Samuel Butler: The Way of All Flesh

78. CHAPTER LXXVIII (continued)

Midland stock at the end of August 1850, when I sold out Miss Pontifex's debentures, stood at 32 pounds per 100 pounds. I invested the whole of Ernest's 15,000 pounds at this price, and did not change the investment till a few months before the time of which I have been writing lately--that is to say until September 1861. I then sold at 129 pounds per share and invested in London and North-Western ordinary stock, which I was advised was more likely to rise than Midlands now were. I bought the London and North-Western stock at 93 pounds per 100 pounds, and my godson now in 1882 still holds it.

The original 15,000 pounds had increased in eleven years to over 60,000 pounds; the accumulated interest, which, of course, I had re-invested, had come to about 10,000 pounds more, so that Ernest was then worth over 70,000 pounds. At present he is worth nearly double that sum, and all as the result of leaving well alone.

Large as his property now was, it ought to be increased still further during the year and a half that remained of his minority, so that on coming of age he ought to have an income of at least 3500 pounds a year.

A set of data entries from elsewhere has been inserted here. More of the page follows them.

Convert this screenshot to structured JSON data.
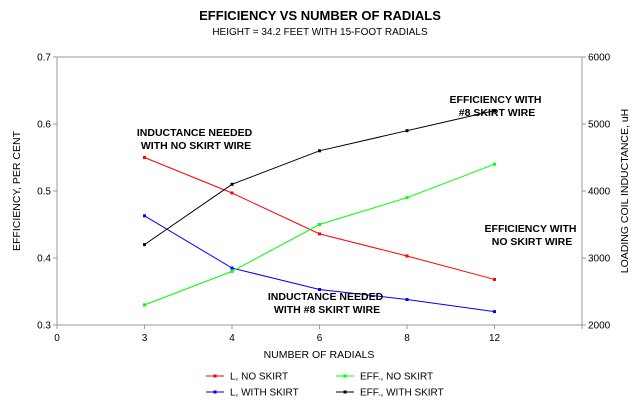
{
  "chart_data": {
    "type": "line",
    "title": "EFFICIENCY VS NUMBER OF RADIALS",
    "subtitle": "HEIGHT = 34.2 FEET WITH 15-FOOT RADIALS",
    "xlabel": "NUMBER OF RADIALS",
    "ylabel_left": "EFFICIENCY, PER CENT",
    "ylabel_right": "LOADING COIL INDUCTANCE, uH",
    "categories": [
      "0",
      "3",
      "4",
      "6",
      "8",
      "12"
    ],
    "y_left": {
      "range": [
        0.3,
        0.7
      ],
      "ticks": [
        "0.3",
        "0.4",
        "0.5",
        "0.6",
        "0.7"
      ]
    },
    "y_right": {
      "range": [
        2000,
        6000
      ],
      "ticks": [
        "2000",
        "3000",
        "4000",
        "5000",
        "6000"
      ]
    },
    "grid": false,
    "legend_position": "bottom",
    "series": [
      {
        "name": "L, NO SKIRT",
        "axis": "right",
        "color": "#ff0000",
        "x": [
          "3",
          "4",
          "6",
          "8",
          "12"
        ],
        "values": [
          4500,
          3970,
          3360,
          3030,
          2680
        ]
      },
      {
        "name": "L, WITH SKIRT",
        "axis": "right",
        "color": "#0000ff",
        "x": [
          "3",
          "4",
          "6",
          "8",
          "12"
        ],
        "values": [
          3630,
          2850,
          2530,
          2380,
          2200
        ]
      },
      {
        "name": "EFF., NO SKIRT",
        "axis": "left",
        "color": "#00ff00",
        "x": [
          "3",
          "4",
          "6",
          "8",
          "12"
        ],
        "values": [
          0.33,
          0.38,
          0.45,
          0.49,
          0.54
        ]
      },
      {
        "name": "EFF., WITH SKIRT",
        "axis": "left",
        "color": "#000000",
        "x": [
          "3",
          "4",
          "6",
          "8",
          "12"
        ],
        "values": [
          0.42,
          0.51,
          0.56,
          0.59,
          0.62
        ]
      }
    ],
    "annotations": [
      {
        "lines": [
          "INDUCTANCE NEEDED",
          "WITH NO SKIRT WIRE"
        ],
        "near_series": "L, NO SKIRT"
      },
      {
        "lines": [
          "EFFICIENCY WITH",
          "#8 SKIRT WIRE"
        ],
        "near_series": "EFF., WITH SKIRT"
      },
      {
        "lines": [
          "EFFICIENCY WITH",
          "NO SKIRT WIRE"
        ],
        "near_series": "EFF., NO SKIRT"
      },
      {
        "lines": [
          "INDUCTANCE NEEDED",
          "WITH #8 SKIRT WIRE"
        ],
        "near_series": "L, WITH SKIRT"
      }
    ]
  }
}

I wished him to understand book-keeping by double entry. I had myself as a young man been compelled to master this not very difficult art; having acquired it, I have become enamoured of it, and consider it the most necessary branch of any young man's education after reading and writing. I was determined, therefore, that Ernest should master it, and proposed that he should become my steward, book-keeper, and the manager of my hoardings, for so I called the sum which my ledger showed to have accumulated from 15,000 pounds to 70,000 pounds. I told him I was going to begin to spend the income as soon as it had amounted up to 80,000 pounds.

A few days after Ernest's discovery that he was still a bachelor, while he was still at the very beginning of the honeymoon, as it were, of his renewed unmarried life, I broached my scheme, desired him to give up his shop, and offered him 300 pounds a year for managing (so far indeed as it required any managing) his own property. This 300 pounds a year, I need hardly say, I made him charge to the estate.